Parents know modelling is the best way to instill behaviors and values, so it should come as no surprise that the children of working mothers Lenehan surveyed reported that watching their mothers going to work every day instilled in them a strong work ethic, more so than the children whose mothers stayed at home.
“Working mothers know they’re not going to be there for everything, so they deliberately tried to have their children be more independent,” says Lenehan. Allowing children to walk to school by themselves, for example, dress themselves, and play by themselves instilled a greater sense of independence, rather than moms who stayed at home and were available to their children 24/7.
The children of working mothers reported being able to solve their own problems and bounce back from tough times better than the children of stay-at-home moms. “Because the mothers knew that they wouldn’t be there all the time, they had to give children the skills to solve problems,” says Lenehan.
Watching their mothers deal with challenges at work helped children feel better prepared for the working world. “A number of these children had seen their mothers get laid off in corporate downsizing or heard about problems with bosses or difficult coworkers, so they felt that when they got to work, they knew that there were going to be issues, but they felt they had these skills on how to address these issues,” says Lenehan.
The children of working mothers also felt that they had a wider professional network to tap into when it came time to seek career guidance. Although few of the children Lenehan interviewed actually ended up working in the same field as their mothers, they reported that their working mothers were able to connect them with a friend, or a friend of a friend, in the field they were interested in to provide expert advice. Although working fathers were also able to provide assistance in this area, Lenehan reports that mothers were often the ones who helped children with their resumes, articulate what they were looking for in a career, and find the right job.

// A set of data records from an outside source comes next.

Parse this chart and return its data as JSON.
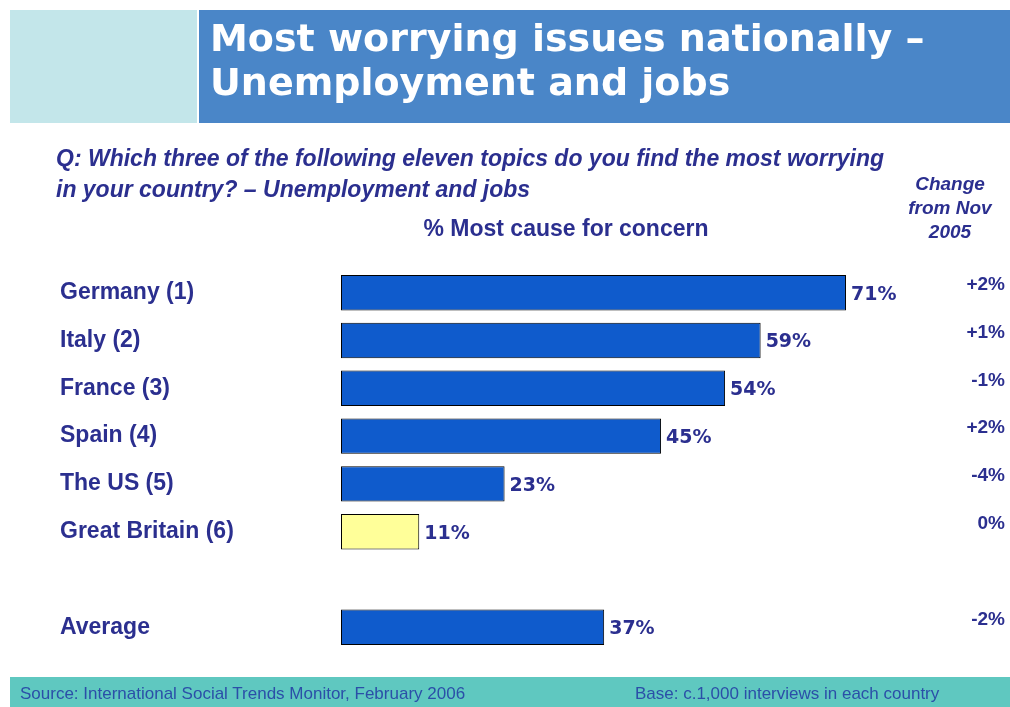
{
  "chart_data": {
    "type": "bar",
    "orientation": "horizontal",
    "title": "Most worrying issues nationally –\nUnemployment and jobs",
    "subtitle": "Q: Which three of the following eleven topics do you find the most worrying in your country? – Unemployment and jobs",
    "xlabel": "% Most cause for concern",
    "categories": [
      "Germany (1)",
      "Italy (2)",
      "France (3)",
      "Spain (4)",
      "The US (5)",
      "Great Britain (6)",
      null,
      "Average"
    ],
    "values": [
      71,
      59,
      54,
      45,
      23,
      11,
      null,
      37
    ],
    "colors": [
      "#0f5bcc",
      "#0f5bcc",
      "#0f5bcc",
      "#0f5bcc",
      "#0f5bcc",
      "#ffff99",
      null,
      "#0f5bcc"
    ],
    "value_labels": [
      "71%",
      "59%",
      "54%",
      "45%",
      "23%",
      "11%",
      null,
      "37%"
    ],
    "annotations": [
      "Source: International Social Trends Monitor, February 2006",
      "Base: c.1,000 interviews in each country",
      "Change from Nov 2005",
      "+2%",
      "+1%",
      "-1%",
      "+2%",
      "-4%",
      "0%",
      "-2%"
    ],
    "legend": false
  }
}
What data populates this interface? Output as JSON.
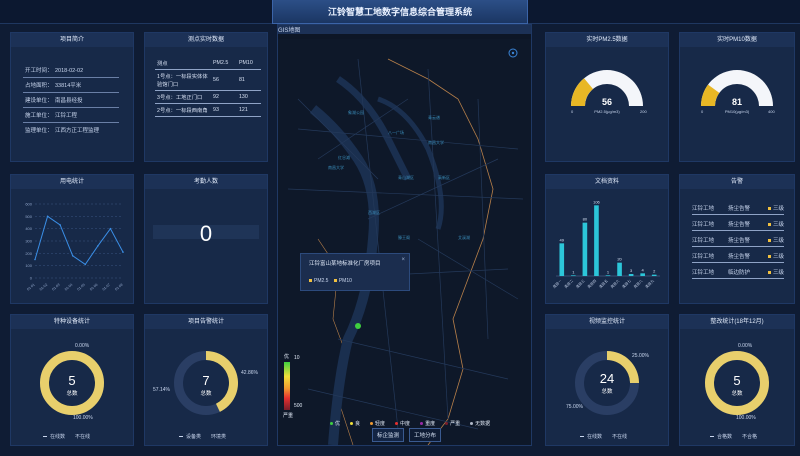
{
  "header": {
    "title": "江铃智慧工地数字信息综合管理系统"
  },
  "project_intro": {
    "title": "项目简介",
    "rows": [
      {
        "k": "开工时间：",
        "v": "2018-02-02"
      },
      {
        "k": "占地面积：",
        "v": "33814平米"
      },
      {
        "k": "建设单位：",
        "v": "南昌县经投"
      },
      {
        "k": "施工单位：",
        "v": "江铃工程"
      },
      {
        "k": "监理单位：",
        "v": "江西方正工程监理"
      }
    ]
  },
  "monitor": {
    "title": "测点实时数据",
    "head": [
      "测点",
      "PM2.5",
      "PM10"
    ],
    "rows": [
      {
        "name": "1号点：一标段实体体验馆门口",
        "pm25": "56",
        "pm10": "81"
      },
      {
        "name": "3号点：工地正门口",
        "pm25": "92",
        "pm10": "130"
      },
      {
        "name": "2号点：一标段西南角",
        "pm25": "93",
        "pm10": "121"
      }
    ]
  },
  "power": {
    "title": "用电统计",
    "ylim": [
      0,
      600
    ],
    "yticks": [
      "600",
      "500",
      "400",
      "300",
      "200",
      "100",
      "0"
    ],
    "xlabels": [
      "01-01",
      "01-02",
      "01-03",
      "01-04",
      "01-05",
      "01-06",
      "01-07",
      "01-08"
    ],
    "values": [
      150,
      500,
      430,
      180,
      110,
      260,
      400,
      210
    ]
  },
  "attendance": {
    "title": "考勤人数",
    "count": "0"
  },
  "equipment": {
    "title": "特种设备统计",
    "center_value": "5",
    "center_label": "总数",
    "pct_top": "0.00%",
    "pct_bottom": "100.00%",
    "legend": [
      "在线数",
      "不在线"
    ],
    "fraction": 1.0
  },
  "project_alarm": {
    "title": "项目告警统计",
    "center_value": "7",
    "center_label": "总数",
    "pct_right": "42.86%",
    "pct_left": "57.14%",
    "legend": [
      "设备类",
      "环境类"
    ],
    "fraction": 0.4286
  },
  "map": {
    "title": "GIS地图",
    "popup_title": "江铃富山某地标准化厂房项目",
    "popup_items": [
      "PM2.5",
      "PM10"
    ],
    "scale_top": "优",
    "scale_top_val": "10",
    "scale_bottom": "严重",
    "scale_bottom_val": "500",
    "legend": [
      {
        "label": "优",
        "color": "#3fd03f"
      },
      {
        "label": "良",
        "color": "#f0e03a"
      },
      {
        "label": "轻度",
        "color": "#f09a30"
      },
      {
        "label": "中度",
        "color": "#e53030"
      },
      {
        "label": "重度",
        "color": "#9a2ba8"
      },
      {
        "label": "严重",
        "color": "#7a1d2a"
      },
      {
        "label": "无数据",
        "color": "#b0b8c8"
      }
    ],
    "tabs": [
      "标企监测",
      "工地分布"
    ]
  },
  "pm25": {
    "title": "实时PM2.5数据",
    "value": "56",
    "unit": "PM2.5(μg/m3)",
    "min": "0",
    "max": "200",
    "fraction": 0.28
  },
  "pm10": {
    "title": "实时PM10数据",
    "value": "81",
    "unit": "PM10(μg/m3)",
    "min": "0",
    "max": "400",
    "fraction": 0.2025
  },
  "documents": {
    "title": "文档资料",
    "categories": [
      "类目一",
      "类目二",
      "类目三",
      "类目四",
      "类目五",
      "类目六",
      "类目七",
      "类目八",
      "类目九"
    ],
    "values": [
      49,
      1,
      80,
      106,
      1,
      20,
      3,
      4,
      2
    ],
    "ylim": [
      0,
      120
    ]
  },
  "alarms": {
    "title": "告警",
    "rows": [
      {
        "site": "江铃工地",
        "type": "扬尘告警",
        "level": "三级"
      },
      {
        "site": "江铃工地",
        "type": "扬尘告警",
        "level": "三级"
      },
      {
        "site": "江铃工地",
        "type": "扬尘告警",
        "level": "三级"
      },
      {
        "site": "江铃工地",
        "type": "扬尘告警",
        "level": "三级"
      },
      {
        "site": "江铃工地",
        "type": "临边防护",
        "level": "三级"
      }
    ]
  },
  "video": {
    "title": "视频监控统计",
    "center_value": "24",
    "center_label": "总数",
    "pct_right": "25.00%",
    "pct_left": "75.00%",
    "legend": [
      "在线数",
      "不在线"
    ],
    "fraction": 0.25
  },
  "rectify": {
    "title": "整改统计(18年12月)",
    "center_value": "5",
    "center_label": "总数",
    "pct_top": "0.00%",
    "pct_bottom": "100.00%",
    "legend": [
      "合格数",
      "不合格"
    ],
    "fraction": 1.0
  }
}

One Harvard found daughters of working mothers earned 23% more than daughters of stay-at-home moms and climbed higher on the corporate ladder (over 33% held supervisory positions, compared to 25% of daughters of stay-at-home moms). Lenehan, too, found grown women reaped the greatest benefit of having a working mother growing up, likely because they were able to recognize that the struggles they faced in balancing family and work were the same struggles their mothers overcame.